DSaRMAC voting member Tobias Gerhard, PhD, RPh, assistant professor, Rutgers University, Department of Pharmacy Practice and Administration, Ernest Mario School of Pharmacy, New Brunswick, New Jersey, noted, “Given that the risks are at this point fairly minor in context of the disease benefits, the flexibility probably outweighs the concerns of limiting the indication [to those who have failed immunosuppressants or TNFα but not steroids]”.
VDZ has been recommended for patients with UC who have failed any of the 3 therapies. The committee voted 13 for patients who have failed steroids or immunosuppressants or TNFα-antagonists to 8 for patients who have failed immunosuppressants or TNFα-antagonists.
For Crohn’s disease, the committee recommended VDZ for reducing signs and symptoms, inducing and maintaining clinical response and remission, and mucosal healing, as well as for achieving corticosteroid-free remission. This is for adults with moderately to severely active CD who have responded inadequately to, lost response to, or were intolerant to either conventional therapy or a TNFα antagonist.
At week 52, only 1 (C13007) of the two induction trials in patients with CD met its primary endpoint of clinical remission.
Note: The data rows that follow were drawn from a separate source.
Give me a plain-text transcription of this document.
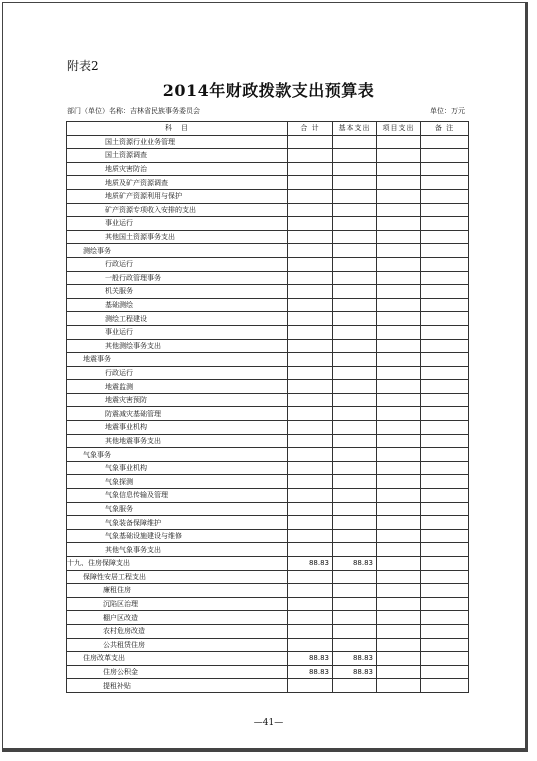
附表2
2014年财政拨款支出预算表
部门（单位）名称：吉林省民族事务委员会	单位：万元
科　目	合 计	基本支出	项目支出	备 注
国土资源行业业务管理				
国土资源调查				
地质灾害防治				
地质及矿产资源调查				
地质矿产资源利用与保护				
矿产资源专项收入安排的支出				
事业运行				
其他国土资源事务支出				
测绘事务				
行政运行				
一般行政管理事务				
机关服务				
基础测绘				
测绘工程建设				
事业运行				
其他测绘事务支出				
地震事务				
行政运行				
地震监测				
地震灾害预防				
防震减灾基础管理				
地震事业机构				
其他地震事务支出				
气象事务				
气象事业机构				
气象探测				
气象信息传输及管理				
气象服务				
气象装备保障维护				
气象基础设施建设与维修				
其他气象事务支出				
十九、住房保障支出	88.83	88.83		
保障性安居工程支出				
廉租住房				
沉陷区治理				
棚户区改造				
农村危房改造				
公共租赁住房				
住房改革支出	88.83	88.83		
住房公积金	88.83	88.83		
提租补贴				
—41—
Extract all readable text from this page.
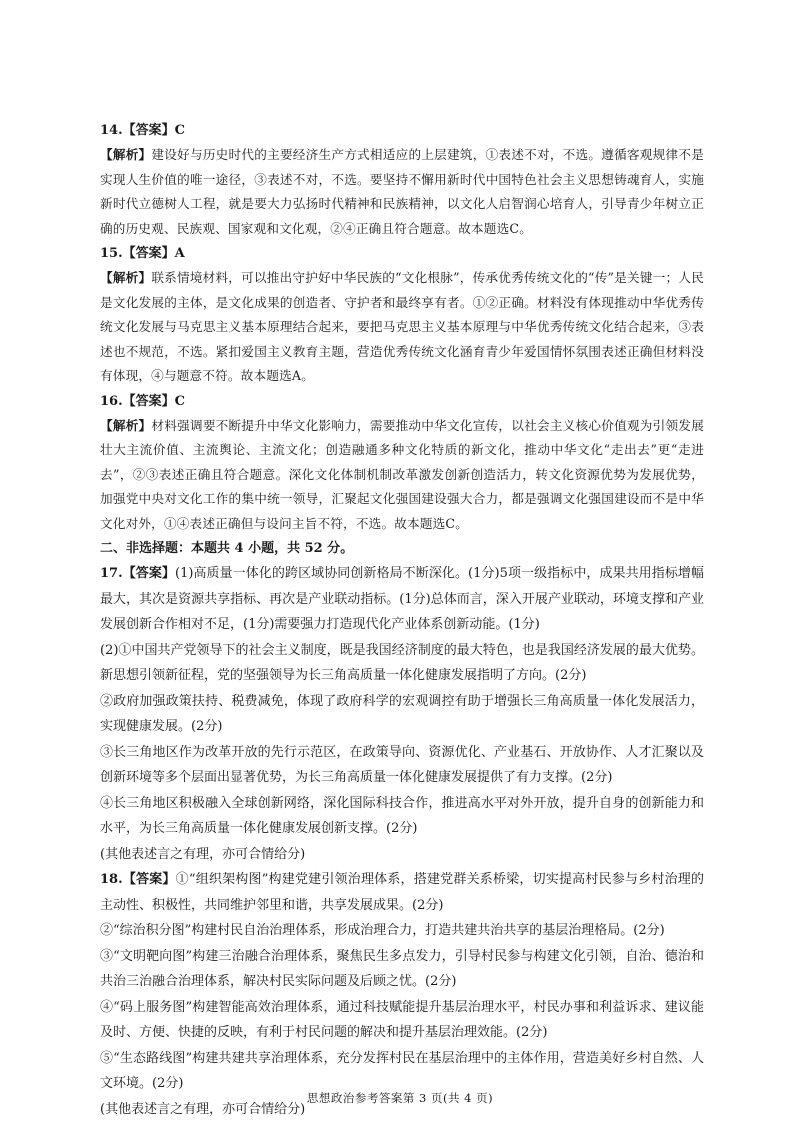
14.【答案】C
【解析】建设好与历史时代的主要经济生产方式相适应的上层建筑，①表述不对，不选。遵循客观规律不是实现人生价值的唯一途径，③表述不对，不选。要坚持不懈用新时代中国特色社会主义思想铸魂育人，实施新时代立德树人工程，就是要大力弘扬时代精神和民族精神，以文化人启智润心培育人，引导青少年树立正确的历史观、民族观、国家观和文化观，②④正确且符合题意。故本题选C。
15.【答案】A
【解析】联系情境材料，可以推出守护好中华民族的“文化根脉”，传承优秀传统文化的“传”是关键一；人民是文化发展的主体，是文化成果的创造者、守护者和最终享有者。①②正确。材料没有体现推动中华优秀传统文化发展与马克思主义基本原理结合起来，要把马克思主义基本原理与中华优秀传统文化结合起来，③表述也不规范，不选。紧扣爱国主义教育主题，营造优秀传统文化涵育青少年爱国情怀氛围表述正确但材料没有体现，④与题意不符。故本题选A。
16.【答案】C
【解析】材料强调要不断提升中华文化影响力，需要推动中华文化宣传，以社会主义核心价值观为引领发展壮大主流价值、主流舆论、主流文化；创造融通多种文化特质的新文化，推动中华文化“走出去”更“走进去”，②③表述正确且符合题意。深化文化体制机制改革激发创新创造活力，转文化资源优势为发展优势，加强党中央对文化工作的集中统一领导，汇聚起文化强国建设强大合力，都是强调文化强国建设而不是中华文化对外，①④表述正确但与设问主旨不符，不选。故本题选C。
二、非选择题：本题共 4 小题，共 52 分。
17.【答案】(1)高质量一体化的跨区域协同创新格局不断深化。(1分)5项一级指标中，成果共用指标增幅最大，其次是资源共享指标、再次是产业联动指标。(1分)总体而言，深入开展产业联动，环境支撑和产业发展创新合作相对不足，(1分)需要强力打造现代化产业体系创新动能。(1分)
(2)①中国共产党领导下的社会主义制度，既是我国经济制度的最大特色，也是我国经济发展的最大优势。新思想引领新征程，党的坚强领导为长三角高质量一体化健康发展指明了方向。(2分)
②政府加强政策扶持、税费减免，体现了政府科学的宏观调控有助于增强长三角高质量一体化发展活力，实现健康发展。(2分)
③长三角地区作为改革开放的先行示范区，在政策导向、资源优化、产业基石、开放协作、人才汇聚以及创新环境等多个层面出显著优势，为长三角高质量一体化健康发展提供了有力支撑。(2分)
④长三角地区积极融入全球创新网络，深化国际科技合作，推进高水平对外开放，提升自身的创新能力和水平，为长三角高质量一体化健康发展创新支撑。(2分)
(其他表述言之有理，亦可合情给分)
18.【答案】①“组织架构图”构建党建引领治理体系，搭建党群关系桥梁，切实提高村民参与乡村治理的主动性、积极性，共同维护邻里和谐，共享发展成果。(2分)
②“综治积分图”构建村民自治治理体系，形成治理合力，打造共建共治共享的基层治理格局。(2分)
③“文明靶向图”构建三治融合治理体系，聚焦民生多点发力，引导村民参与构建文化引领，自治、德治和共治三治融合治理体系，解决村民实际问题及后顾之忧。(2分)
④“码上服务图”构建智能高效治理体系，通过科技赋能提升基层治理水平，村民办事和利益诉求、建议能及时、方便、快捷的反映，有利于村民问题的解决和提升基层治理效能。(2分)
⑤“生态路线图”构建共建共享治理体系，充分发挥村民在基层治理中的主体作用，营造美好乡村自然、人文环境。(2分)
(其他表述言之有理，亦可合情给分)
思想政治参考答案第 3 页(共 4 页)
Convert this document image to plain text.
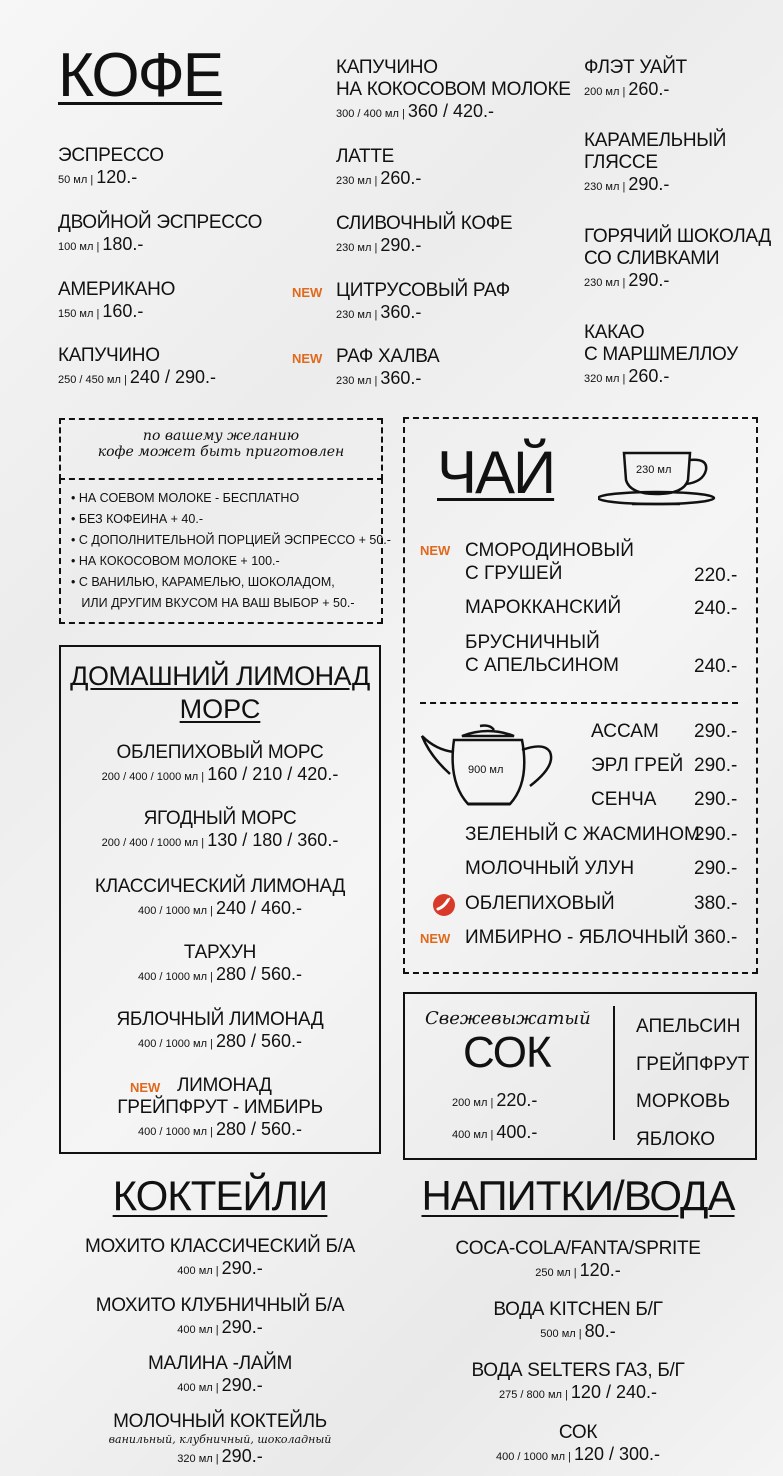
КОФЕ
ЭСПРЕССО
50 мл | 120.-
ДВОЙНОЙ ЭСПРЕССО
100 мл | 180.-
АМЕРИКАНО
150 мл | 160.-
КАПУЧИНО
250 / 450 мл | 240 / 290.-
КАПУЧИНО
НА КОКОСОВОМ МОЛОКЕ
300 / 400 мл | 360 / 420.-
ЛАТТЕ
230 мл | 260.-
СЛИВОЧНЫЙ КОФЕ
230 мл | 290.-
NEW ЦИТРУСОВЫЙ РАФ
230 мл | 360.-
NEW РАФ ХАЛВА
230 мл | 360.-
ФЛЭТ УАЙТ
200 мл | 260.-
КАРАМЕЛЬНЫЙ
ГЛЯССЕ
230 мл | 290.-
ГОРЯЧИЙ ШОКОЛАД
СО СЛИВКАМИ
230 мл | 290.-
КАКАО
С МАРШМЕЛЛОУ
320 мл | 260.-
по вашему желанию
кофе может быть приготовлен
• НА СОЕВОМ МОЛОКЕ - БЕСПЛАТНО
• БЕЗ КОФЕИНА + 40.-
• С ДОПОЛНИТЕЛЬНОЙ ПОРЦИЕЙ ЭСПРЕССО + 50.-
• НА КОКОСОВОМ МОЛОКЕ + 100.-
• С ВАНИЛЬЮ, КАРАМЕЛЬЮ, ШОКОЛАДОМ,
ИЛИ ДРУГИМ ВКУСОМ НА ВАШ ВЫБОР + 50.-
ДОМАШНИЙ ЛИМОНАД
МОРС
ОБЛЕПИХОВЫЙ МОРС
200 / 400 / 1000 мл | 160 / 210 / 420.-
ЯГОДНЫЙ МОРС
200 / 400 / 1000 мл | 130 / 180 / 360.-
КЛАССИЧЕСКИЙ ЛИМОНАД
400 / 1000 мл | 240 / 460.-
ТАРХУН
400 / 1000 мл | 280 / 560.-
ЯБЛОЧНЫЙ ЛИМОНАД
400 / 1000 мл | 280 / 560.-
NEW ЛИМОНАД
ГРЕЙПФРУТ - ИМБИРЬ
400 / 1000 мл | 280 / 560.-
ЧАЙ	230 мл
NEW СМОРОДИНОВЫЙ
С ГРУШЕЙ	220.-
МАРОККАНСКИЙ	240.-
БРУСНИЧНЫЙ
С АПЕЛЬСИНОМ	240.-
900 мл
АССАМ 290.-
ЭРЛ ГРЕЙ 290.-
СЕНЧА 290.-
ЗЕЛЕНЫЙ С ЖАСМИНОМ
290.-
МОЛОЧНЫЙ УЛУН	290.-
ОБЛЕПИХОВЫЙ	380.-
NEW ИМБИРНО - ЯБЛОЧНЫЙ 360.-
Свежевыжатый
СОК
200 мл | 220.-
400 мл | 400.-
АПЕЛЬСИН
ГРЕЙПФРУТ
МОРКОВЬ
ЯБЛОКО
КОКТЕЙЛИ
МОХИТО КЛАССИЧЕСКИЙ Б/А
400 мл | 290.-
МОХИТО КЛУБНИЧНЫЙ Б/А
400 мл | 290.-
МАЛИНА -ЛАЙМ
400 мл | 290.-
МОЛОЧНЫЙ КОКТЕЙЛЬ
ванильный, клубничный, шоколадный
320 мл | 290.-
НАПИТКИ/ВОДА
COCA-COLA/FANTA/SPRITE
250 мл | 120.-
ВОДА KITCHEN Б/Г
500 мл | 80.-
ВОДА SELTERS ГАЗ, Б/Г
275 / 800 мл | 120 / 240.-
СОК
400 / 1000 мл | 120 / 300.-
Since there was only one trial with useful data, the FDA questioned whether the evidence provided by that trial was strong enough to support the use of VDZ. In the second induction trial (C13011), the primary endpoint was clinical remission at week 6. The primary endpoint was not achieved in this study.
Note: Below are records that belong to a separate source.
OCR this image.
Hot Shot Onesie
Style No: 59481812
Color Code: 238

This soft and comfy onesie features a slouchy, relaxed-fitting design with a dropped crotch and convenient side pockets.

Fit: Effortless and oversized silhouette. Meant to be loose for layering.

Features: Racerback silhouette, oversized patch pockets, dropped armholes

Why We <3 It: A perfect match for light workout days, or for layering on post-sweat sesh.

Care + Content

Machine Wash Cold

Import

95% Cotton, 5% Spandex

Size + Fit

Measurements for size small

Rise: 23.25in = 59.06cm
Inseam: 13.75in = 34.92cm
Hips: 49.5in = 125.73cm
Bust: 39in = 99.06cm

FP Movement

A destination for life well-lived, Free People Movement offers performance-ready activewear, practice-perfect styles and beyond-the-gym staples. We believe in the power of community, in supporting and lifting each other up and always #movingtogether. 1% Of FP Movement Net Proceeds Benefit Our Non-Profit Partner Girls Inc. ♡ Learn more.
According to DSaRMAC voting member Maria Suarez-Almazor, MD, PhD, Barnts Family Distinguished Professor, University of Texas, MD Anderson Cancer Center in Houston, Expecting a clinical response at 6 weeks after only 2 doses of VDZ is too stringent a requirement, and it would be unjustifiable to ask the company to do additional studies in this population. “It would be many years, and it would probably delay the approval of this drug…by 10 years”.
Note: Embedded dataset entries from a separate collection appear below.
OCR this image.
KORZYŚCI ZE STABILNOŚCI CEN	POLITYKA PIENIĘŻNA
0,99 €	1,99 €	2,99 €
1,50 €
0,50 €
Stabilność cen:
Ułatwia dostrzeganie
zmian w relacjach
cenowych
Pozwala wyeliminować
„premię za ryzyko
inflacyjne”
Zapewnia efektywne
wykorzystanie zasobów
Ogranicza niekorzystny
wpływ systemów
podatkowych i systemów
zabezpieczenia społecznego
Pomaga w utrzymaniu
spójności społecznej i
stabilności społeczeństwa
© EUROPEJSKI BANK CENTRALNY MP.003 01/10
The committee voted 14 for patients who have failed steroids or immunosuppressants or TNFα-antagonists to 6 for patients who have failed immunosuppressants or TNFα-antagonists to recommend VDZ for patients with CD who have failed any of the 3 treatments, with 1 abstention.
Twelve deaths where reported in patients who received VDZ, however the FDA concluded that none of those deaths were related to VDZ. It was also reported that infections were higher in the VDZ group than placebo (PBO) group (43 percent vs 35 percent), however serious infections were about the same across groups. Four percent were reported in the VDZ group, 3 percent in the PBO group and 3 percent in VDZ/PBO. Upper respiratory tract infections were reported (high-level term; 24 percent for VDZ vs 17 percent for PBO). This appears to have driven the difference in frequency of overall infections between the VDZ and PBO groups. Herpes viral infections, mostly in the mouth, were reported by 51 patients however none were serious (3% VDZ/PBO, 2% PBO, and 3% VDZ).
None of the patients developed PML, a serious infection that has been associated with a similar drug known as natalizumab. On the basis of the “rule of 3,” the company estimates that the true rate of PML will be lower than 2.99 in 1000 with 95% confidence in patients who received at least 24 infusions. They voted unanimously that the company adequately characterized the potential risk for PML with VDZ.
GIDAC committee voting member Marc Wishingrad, MD, an assistant clinical professor of medicine, Division of Digestive Disease, Department of Medicine at David Geffen School of Medicine/University of California, Los Angeles, noted, “The applicant made a good case for describing the mechanism, and the clinical studies gave enough information to go on for recommendation of approval.”